今さら聞けない……毎年もらう「住民税決定通知書」の見方を解説 (1/3ページ)
今回のお悩み「毎年もらう住民税決定通知書。見方がよく分からない!」
毎年5月~6月に住民税決定通知書をもらいますが、正直なところ、見方がよく分かりません。どこをどう確認したら良いのですか?(20代/企画職)
■住民税決定通知書に書かれていること
住民税(個人住民税)は昨年度の所得で決まる「所得割」と、定額で課税される「均等割」があります。所得には、会社からもらうお給料の他、不動産を貸している方は不動産所得、退職により勤務先から受ける退職手当といった退職所得などが含まれます。
住民税決定通知書のフォーマットは自治体によって異なりますが、書かれている内容は概ね共通しています。
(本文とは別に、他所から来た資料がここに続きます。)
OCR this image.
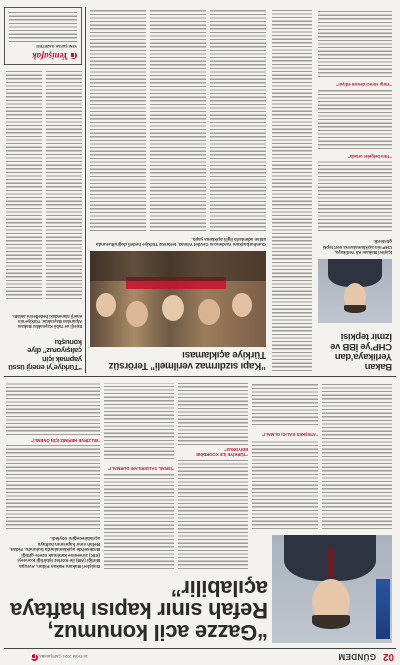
02
GÜNDEM
16 EKİM 2024 ÇARŞAMBA
“Gazze acil konumuz, Refah sınır kapısı haftaya açılabilir”
Dışişleri Bakanı Hakan Fidan, Avrupa Birliği (AB) ile Körfez İşbirliği Konseyi (KİK) zirvesine katılmak üzere gittiği Brüksel’de açıklamalarda bulundu. Fidan, Refah sınır kapısının haftaya açılabileceğini söyledi.
“BU ZİRVE HEPİMİZ İÇİN ÖNEMLİ”
“İSRAİL SALDIRILARI DURMALI”
“TÜRKİYE İLE KOORDİNE EDİYORUZ”
“ATEŞKES KALICI OLMALI”
Bakan Yerlikaya’dan CHP’ye İBB ve İzmir tepkisi
İçişleri Bakanı Ali Yerlikaya, CHP’nin açıklamalarına sert tepki gösterdi.
“Tüm belgeler ortada”
“Yargı süreci devam ediyor”
“Kapı sızdırmaz verilmeli” Terörsüz Türkiye açıklaması
Cumhurbaşkanı Yardımcısı Cevdet Yılmaz, terörsüz Türkiye hedefi doğrultusunda atılan adımlarla ilgili açıklama yaptı.
“Türkiye’yi enerji üssü yapmak için çalışıyoruz” diye konuştu
Enerji ve Tabii Kaynaklar Bakanı Alparslan Bayraktar, Türkiye’nin enerji alanındaki hedeflerini anlattı.
Yenişafak
YENİ ŞAFAK GAZETESİ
自分がどれだけ所得があり、どれだけ住民税を納めているのか、どんな控除を受けているのか、ということが分かります。
◇納付額
納付額は所得割と均等割を合算した金額です。前年の所得に応じて算出され、翌年の6月から1年間で納付する金額が書かれています。この6月頃に来た住民税決定通知書は、昨年の1月から12月までの所得(収入)が反映されたものです。
◇所得
前年のすべての所得金額の合計がまとめて記載されています。
◇所得控除
所得に対して認められている「所得控除」がまとめられており、基礎控除や配偶者控除、扶養控除などの人的控除と、社会保険料控除や医療費控除、寄附金控除、小規模企業共済等掛金控除、生命保険料控除や地震保険などの物的控除の金額が書かれています。
◇摘要
ふるさと納税を含む寄附金税額控除の金額が記載されている場合もあります。
■「控除」って何が引かれているの?
所得控除欄には、前年の所得から控除された各種所得控除とその控除金額が記載されています。
会社員の方であれば年末近くになると、年末調整の書類を複数枚記入したものを経理等へ提出しますよね。その書類から毎月の給与や賞与から差し引かれた、源泉徴収額と本来納めるべき所得税の差分を清算した「年末調整」が行われます。